For some reason, this time of year–fall, cooling temps and Halloween just around the corner–makes me feel more creative. I love planning new worlds, and for some reason, I get more ideas during September through October than any other time a year. 

Of course, once November hits with the holidays, I get no ideas LOL so maybe it all balances 😀

Since I’m in the middle of such world building and researching mythology and recently came across this again, I thought I’d share this tidbit (From a post in 2012)

***

In the pagan religion, the autumn equinox (the time of year when day and night are equal), is September 21st, and is the celebration of Mabon, or the first day of fall.

Mabon is named after a Welsh god who was stolen from his mom when he was barely three nights old.

If you enjoy Greek or Roman mythology, there are similarities between Mabon and Persephone, both being taken captive to the underworld during the autumn equinox, only to be rescued and allowed to come back during the spring equinox every year.

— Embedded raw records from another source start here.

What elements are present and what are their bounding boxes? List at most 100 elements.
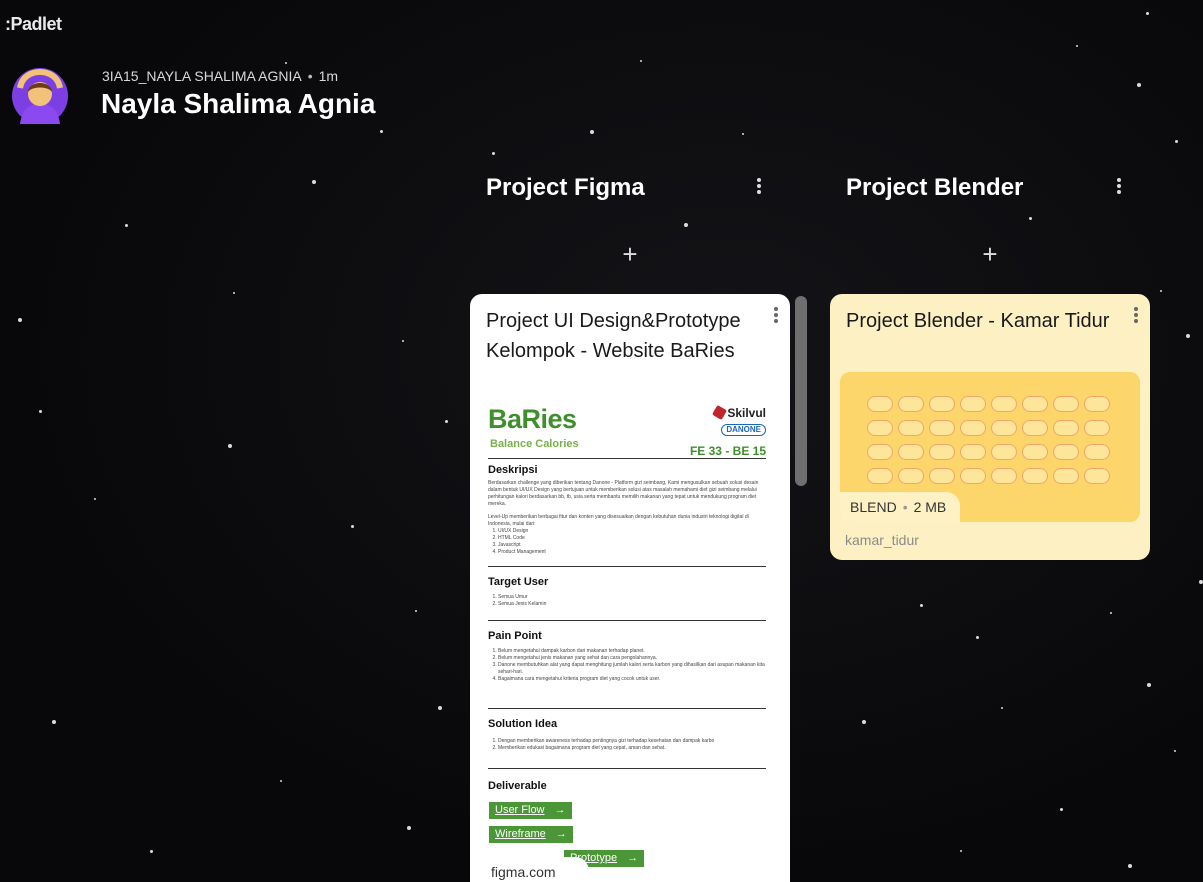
- pattern-pill: [1022, 396, 1048, 412]
- link-source-chip[interactable]: figma.com: [480, 857, 589, 882]
- preview-sponsor-danone: DANONE: [721, 424, 766, 436]
- padlet-logo[interactable]: :Padlet: [5, 14, 62, 35]
- arrow-right-icon: →: [554, 804, 566, 816]
- star: [312, 180, 316, 184]
- star: [125, 224, 128, 227]
- pattern-pill: [929, 468, 955, 484]
- divider: [488, 566, 766, 567]
- star: [1128, 864, 1132, 868]
- star: [640, 60, 642, 62]
- star: [438, 706, 442, 710]
- pattern-pill: [929, 396, 955, 412]
- file-meta: BLEND • 2 MB: [840, 492, 961, 522]
- pattern-pill: [1053, 444, 1079, 460]
- star: [407, 826, 411, 830]
- star: [976, 636, 979, 639]
- pattern-pill: [867, 468, 893, 484]
- pattern-pill: [898, 468, 924, 484]
- star: [415, 610, 417, 612]
- star: [742, 133, 744, 135]
- file-type: BLEND: [850, 499, 897, 515]
- star: [1147, 683, 1151, 687]
- section-heading: Pain Point: [488, 630, 542, 642]
- pattern-pill: [1053, 396, 1079, 412]
- column-more-icon[interactable]: [1115, 177, 1123, 195]
- post-card-blender[interactable]: Project Blender - Kamar Tidur BLEND • 2 MB…: [830, 294, 1150, 560]
- section-heading: Target User: [488, 576, 549, 588]
- star: [94, 498, 96, 500]
- star: [590, 130, 594, 134]
- skilvul-logo-icon: [712, 404, 728, 421]
- column-title-project-figma[interactable]: Project Figma: [486, 174, 645, 202]
- star: [1174, 750, 1176, 752]
- add-post-button[interactable]: +: [615, 240, 645, 270]
- star: [233, 292, 235, 294]
- column-scrollbar[interactable]: [795, 296, 807, 486]
- post-more-icon[interactable]: [772, 306, 780, 324]
- star: [1175, 140, 1178, 143]
- pattern-pill: [991, 444, 1017, 460]
- column-title-project-blender[interactable]: Project Blender: [846, 174, 1023, 202]
- divider: [488, 458, 766, 459]
- star: [960, 850, 962, 852]
- star: [1199, 580, 1203, 584]
- section-text: Berdasarkan challenge yang diberikan ten…: [488, 480, 759, 507]
- avatar[interactable]: [12, 68, 68, 124]
- owner-separator: •: [307, 68, 313, 84]
- section-heading: Solution Idea: [488, 718, 558, 730]
- pattern-pill: [929, 420, 955, 436]
- pattern-pill: [1022, 444, 1048, 460]
- star: [1029, 217, 1032, 220]
- section-text: Level-Up memberikan berbagai fitur dan k…: [488, 514, 749, 527]
- section-heading: Deliverable: [488, 780, 547, 792]
- arrow-right-icon: →: [555, 828, 567, 840]
- pattern-pill: [991, 396, 1017, 412]
- star: [1110, 612, 1112, 614]
- pattern-pill: [1084, 420, 1110, 436]
- pattern-pill: [960, 444, 986, 460]
- board-title: Nayla Shalima Agnia: [101, 88, 376, 119]
- pattern-pill: [867, 420, 893, 436]
- column-more-icon[interactable]: [755, 177, 763, 195]
- section-list: Dengan memberikan awareness terhadap pen…: [488, 738, 766, 752]
- post-more-icon[interactable]: [1132, 306, 1140, 324]
- star: [402, 340, 404, 342]
- file-size: 2 MB: [913, 499, 947, 515]
- star: [445, 420, 448, 423]
- star: [492, 152, 495, 155]
- star: [39, 410, 42, 413]
- star: [52, 720, 56, 724]
- star: [1160, 290, 1162, 292]
- preview-code: FE 33 - BE 15: [689, 444, 766, 458]
- divider: [488, 708, 766, 709]
- star: [1001, 707, 1003, 709]
- pattern-pill: [1084, 468, 1110, 484]
- add-post-button[interactable]: +: [975, 240, 1005, 270]
- pattern-pill: [991, 420, 1017, 436]
- pattern-pill: [867, 396, 893, 412]
- board-canvas: :Padlet 3IA15_NAYLA SHALIMA AGNIA • 1m Nay…: [0, 0, 1203, 882]
- post-title: Project Blender - Kamar Tidur: [846, 310, 1110, 332]
- star: [285, 62, 287, 64]
- star: [1186, 334, 1190, 338]
- pattern-pill: [960, 468, 986, 484]
- post-age: 1m: [318, 68, 339, 84]
- pattern-pill: [929, 444, 955, 460]
- pattern-pill: [1053, 468, 1079, 484]
- post-card-figma[interactable]: Project UI Design&Prototype Kelompok - W…: [470, 294, 790, 882]
- star: [351, 525, 354, 528]
- link-preview-image[interactable]: BaRies Balance Calories Skilvul DANONE F…: [484, 400, 774, 882]
- star: [862, 720, 866, 724]
- star: [380, 130, 383, 133]
- star: [1146, 12, 1149, 15]
- file-attachment[interactable]: BLEND • 2 MB: [840, 372, 1140, 522]
- file-type-pattern: [867, 396, 1110, 484]
- pattern-pill: [898, 444, 924, 460]
- star: [1137, 83, 1141, 87]
- post-title: Project UI Design&Prototype Kelompok - W…: [486, 310, 741, 362]
- owner-name: 3IA15_NAYLA SHALIMA AGNIA: [102, 68, 302, 84]
- pattern-pill: [960, 420, 986, 436]
- pattern-pill: [898, 420, 924, 436]
- star: [228, 444, 232, 448]
- pattern-pill: [960, 396, 986, 412]
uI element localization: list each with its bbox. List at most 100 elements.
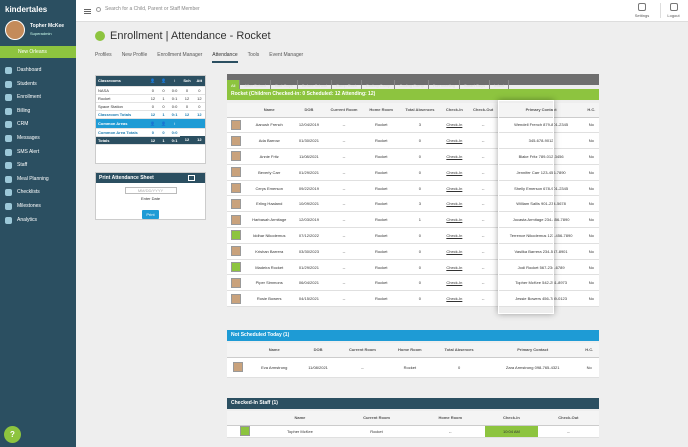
cell: -- bbox=[467, 259, 499, 276]
settings-button[interactable]: Settings bbox=[629, 3, 655, 18]
check-in-link[interactable]: Check-In bbox=[441, 117, 468, 134]
sidebar-item-milestones[interactable]: Milestones bbox=[0, 200, 76, 213]
help-button[interactable]: ? bbox=[4, 426, 21, 443]
check-in-link[interactable]: Check-In bbox=[441, 195, 468, 213]
student-photo[interactable] bbox=[230, 293, 241, 304]
tab-new-profile[interactable]: New Profile bbox=[122, 52, 148, 58]
check-in-link[interactable]: Check-In bbox=[441, 132, 468, 150]
cell: 12 bbox=[180, 110, 194, 119]
cell: No bbox=[583, 195, 599, 213]
avatar[interactable] bbox=[5, 20, 25, 40]
cell: 0:1 bbox=[168, 94, 181, 103]
sidebar-item-messages[interactable]: Messages bbox=[0, 132, 76, 145]
sidebar-item-enrollment[interactable]: Enrollment bbox=[0, 91, 76, 104]
cell: Iddhar Nikodemus bbox=[244, 227, 294, 244]
nav-icon bbox=[5, 216, 12, 224]
check-in-link[interactable]: Check-In bbox=[441, 180, 468, 197]
sidebar-item-staff[interactable]: Staff bbox=[0, 159, 76, 172]
header-cell bbox=[180, 118, 194, 129]
cell: Classroom Totals bbox=[96, 110, 148, 119]
cell: -- bbox=[324, 243, 364, 260]
nav-icon bbox=[5, 148, 12, 156]
check-in-link[interactable]: Check-In bbox=[441, 274, 468, 292]
cell: -- bbox=[467, 148, 499, 165]
student-photo[interactable] bbox=[230, 230, 241, 241]
classrooms-panel: Classrooms 👤 👤 ↕ Sch Att NASA 0 0 0:0 0 0 Rocket 12 1 0… bbox=[95, 75, 206, 164]
student-photo[interactable] bbox=[230, 277, 241, 288]
group-filter-bar: All After School Bad Guys Before School Camp… bbox=[227, 74, 599, 91]
student-photo[interactable] bbox=[230, 183, 241, 194]
enrollment-icon bbox=[95, 31, 105, 41]
rocket-header: Rocket (Children Checked-in: 0 Scheduled… bbox=[227, 89, 599, 100]
tab-tools[interactable]: Tools bbox=[248, 52, 260, 58]
check-in-link[interactable]: Check-In bbox=[441, 290, 468, 308]
student-photo[interactable] bbox=[230, 198, 241, 209]
cell: -- bbox=[324, 227, 364, 244]
cell: 12 bbox=[180, 94, 194, 103]
cell: 12 bbox=[147, 110, 159, 119]
tab-event-manager[interactable]: Event Manager bbox=[269, 52, 303, 58]
cell: NASA bbox=[96, 86, 148, 95]
photo-cell bbox=[227, 425, 263, 438]
sidebar-item-sms-alert[interactable]: SMS Alert bbox=[0, 146, 76, 159]
print-button[interactable]: Print bbox=[142, 210, 159, 219]
student-photo[interactable] bbox=[230, 214, 241, 225]
cell: -- bbox=[415, 425, 486, 438]
cell: 12 bbox=[180, 136, 194, 145]
nav-icon bbox=[5, 121, 12, 129]
nav-icon bbox=[5, 135, 12, 142]
cell: -- bbox=[537, 425, 599, 438]
student-photo[interactable] bbox=[230, 167, 241, 178]
cell: 0 bbox=[398, 274, 442, 292]
cell: -- bbox=[324, 164, 364, 181]
menu-icon[interactable] bbox=[84, 9, 91, 10]
cell: 0 bbox=[180, 86, 194, 95]
student-photo[interactable] bbox=[230, 262, 241, 273]
cell: 0 bbox=[158, 86, 169, 95]
date-input[interactable]: MM/DD/YYYY bbox=[124, 187, 177, 194]
student-photo[interactable] bbox=[230, 151, 241, 162]
cell: 01/29/2021 bbox=[293, 259, 325, 276]
student-photo[interactable] bbox=[230, 135, 241, 146]
student-photo[interactable] bbox=[239, 426, 250, 436]
tab-attendance[interactable]: Attendance bbox=[212, 52, 238, 63]
cell: No bbox=[583, 117, 599, 134]
tab-enrollment-manager[interactable]: Enrollment Manager bbox=[157, 52, 202, 58]
gear-icon bbox=[638, 3, 646, 11]
photo-cell bbox=[227, 180, 245, 197]
column-header bbox=[227, 103, 245, 118]
student-photo[interactable] bbox=[230, 119, 241, 130]
not-scheduled-table: Name DOB Current Room Home Room Total Absenc… bbox=[227, 343, 599, 378]
check-in-link[interactable]: Check-In bbox=[441, 227, 468, 244]
logout-icon bbox=[669, 3, 678, 11]
sidebar-item-checklists[interactable]: Checklists bbox=[0, 186, 76, 199]
check-in-link[interactable]: Check-In bbox=[441, 164, 468, 181]
check-in-link[interactable]: Check-In bbox=[441, 243, 468, 260]
check-in-link[interactable]: Check-In bbox=[441, 259, 468, 276]
nav-icon bbox=[5, 189, 12, 197]
cell: 0 bbox=[432, 357, 486, 378]
check-in-link[interactable]: Check-In bbox=[441, 148, 468, 165]
checkin-highlight bbox=[498, 100, 554, 314]
sidebar-item-students[interactable]: Students bbox=[0, 78, 76, 91]
table-row[interactable]: Eva Armstrong 11/08/2021 -- Rocket 0 Zara Arm… bbox=[227, 357, 599, 378]
student-photo[interactable] bbox=[230, 246, 241, 257]
sidebar-item-billing[interactable]: Billing bbox=[0, 105, 76, 118]
sidebar-item-meal-planning[interactable]: Meal Planning bbox=[0, 173, 76, 186]
sidebar-item-dashboard[interactable]: Dashboard bbox=[0, 64, 76, 77]
search-input[interactable]: Search for a Child, Parent or Staff Memb… bbox=[105, 6, 200, 12]
sidebar-item-analytics[interactable]: Analytics bbox=[0, 214, 76, 227]
tab-profiles[interactable]: Profiles bbox=[95, 52, 112, 58]
sidebar: kindertales Topher McKee Superadmin New … bbox=[0, 0, 76, 447]
cell: 12/04/2019 bbox=[293, 117, 325, 134]
sidebar-item-label: Students bbox=[17, 80, 37, 87]
logout-button[interactable]: Logout bbox=[660, 3, 686, 18]
student-photo[interactable] bbox=[233, 362, 244, 372]
school-selector[interactable]: New Orleans bbox=[0, 46, 76, 58]
sidebar-item-label: Milestones bbox=[17, 203, 41, 209]
common-area-totals: Common Area Totals 0 0 0:0 bbox=[96, 128, 205, 137]
check-in-link[interactable]: Check-In bbox=[441, 211, 468, 229]
brand-logo[interactable]: kindertales bbox=[5, 5, 47, 14]
table-row[interactable]: Topher McKee Rocket -- 10:04 AM -- bbox=[227, 425, 599, 438]
sidebar-item-crm[interactable]: CRM bbox=[0, 118, 76, 131]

But the main theme of the celebration was that of thanksgiving.

In older ages, this was the time of the fall harvest, and the gods were thanked for the bounty of food to see the village through the oncoming cold winter.

***

 

I love fall, we don’t get the pretty leave turning or even much of a transition here (we go straight from way-too-hot, a few days of just-cool-enough, then straight to get-out-the-jackets weather) but it does mean cooler temps finally:)

So my Q4U: What’s your favorite time of year and why? And for writers, when is your most creative season?